Grendel’s mother is much older than her son, and over the centuries she has lost her ability to use language. Like Grendel, Grendel’s mother was likely born with the innate ability to speak and think in the same language as humans, but a life of isolation and animalistic living has given Grendel’s mother no reason to use language, and eventually, her ability to communicate through words died. Her inability to speak only furthers Grendel’s loneliness, as he can only communicate with his mother through vague sounds and gestures. At first, Grendel recognizes his mother as his only companion—the only other creature who actually sees him—and a being that is deeply connected to him. However, as Grendel grows into his individuality, he becomes increasingly resentful of his mother. Grendel is incredibly intelligent, and the more cerebral and intellectual his inner life becomes, the more frustrating, boring, and painful his interactions with his mother become.

However, despite her beast-like behavior, Grendel’s mother is perhaps the only source of genuine care that Grendel receives throughout his entire life. While she cannot meaningfully communicate with her son, she does have a motherly instinct toward him, rescuing him from harmful situations and even attempting to warn him when she senses impending danger. Grendel’s mother seems to know about Beowulf’s future approach before it happens and tries to tell Grendel to beware, even managing to speak in sounds reminiscent of words. However, her linguistic abilities are too far gone, and Grendel doesn’t understand what she’s saying until after Beowulf’s fateful arrival.

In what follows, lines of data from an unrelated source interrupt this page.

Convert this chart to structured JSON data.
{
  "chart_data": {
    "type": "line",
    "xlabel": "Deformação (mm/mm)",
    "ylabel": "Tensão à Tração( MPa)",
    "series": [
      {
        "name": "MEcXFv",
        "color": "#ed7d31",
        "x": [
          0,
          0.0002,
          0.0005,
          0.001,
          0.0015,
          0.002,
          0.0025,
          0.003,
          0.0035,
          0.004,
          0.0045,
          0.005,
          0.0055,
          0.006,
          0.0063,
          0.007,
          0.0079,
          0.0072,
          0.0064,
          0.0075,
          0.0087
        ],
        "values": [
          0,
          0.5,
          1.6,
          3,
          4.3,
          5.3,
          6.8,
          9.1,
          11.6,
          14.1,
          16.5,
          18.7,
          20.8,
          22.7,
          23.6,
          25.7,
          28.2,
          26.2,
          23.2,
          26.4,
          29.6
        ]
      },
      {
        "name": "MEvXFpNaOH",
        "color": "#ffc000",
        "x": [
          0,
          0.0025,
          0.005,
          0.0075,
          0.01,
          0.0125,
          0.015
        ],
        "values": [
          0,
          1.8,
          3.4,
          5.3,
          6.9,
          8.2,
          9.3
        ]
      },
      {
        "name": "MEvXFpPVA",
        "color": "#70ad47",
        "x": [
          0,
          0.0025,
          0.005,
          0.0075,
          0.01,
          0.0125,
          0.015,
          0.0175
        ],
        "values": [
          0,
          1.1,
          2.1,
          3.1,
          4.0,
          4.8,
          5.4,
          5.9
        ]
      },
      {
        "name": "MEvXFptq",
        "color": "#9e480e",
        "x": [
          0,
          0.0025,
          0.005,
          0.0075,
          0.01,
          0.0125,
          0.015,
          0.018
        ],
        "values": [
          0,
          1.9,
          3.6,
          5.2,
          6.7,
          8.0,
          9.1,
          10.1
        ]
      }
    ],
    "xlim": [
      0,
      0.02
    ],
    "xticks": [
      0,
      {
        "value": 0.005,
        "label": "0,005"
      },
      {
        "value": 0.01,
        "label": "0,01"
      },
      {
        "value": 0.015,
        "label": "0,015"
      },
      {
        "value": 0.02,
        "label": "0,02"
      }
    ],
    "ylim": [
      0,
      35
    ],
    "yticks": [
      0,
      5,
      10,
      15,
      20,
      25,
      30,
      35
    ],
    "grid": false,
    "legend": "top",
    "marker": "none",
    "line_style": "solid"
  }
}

Both Grendel and Grendel’s mother lead a tragic and cursed life. Their linguistic and intellectual separation from each other causes them to live lonely existences even though they share a home and a mother-son bond. Grendel’s mother’s character also serves to further expose how she and her son have been unfairly ostracized from civilization. Though she is just as preternaturally powerful as her son, Grendel’s mother seems relatively uninterested in harming other creatures aside from hunting for food. Although Grendel’s mother does not die in Grendel, the ending of the novel foreshadows the fate that awaits her in the epic poem Beowulf. After Grendel’s defeat at the hands of Beowulf, the Geat warrior will also slaughter Grendel’s mother, knowing her to be just as dangerous a beast as her son. Yet, in Grendel, Grendel’s mother does little to make herself deserving of such a death. While she is a tertiary character, Gardner uses her to question whether the monsters featured in human mythology are actually deserving of the villainous status imposed upon them.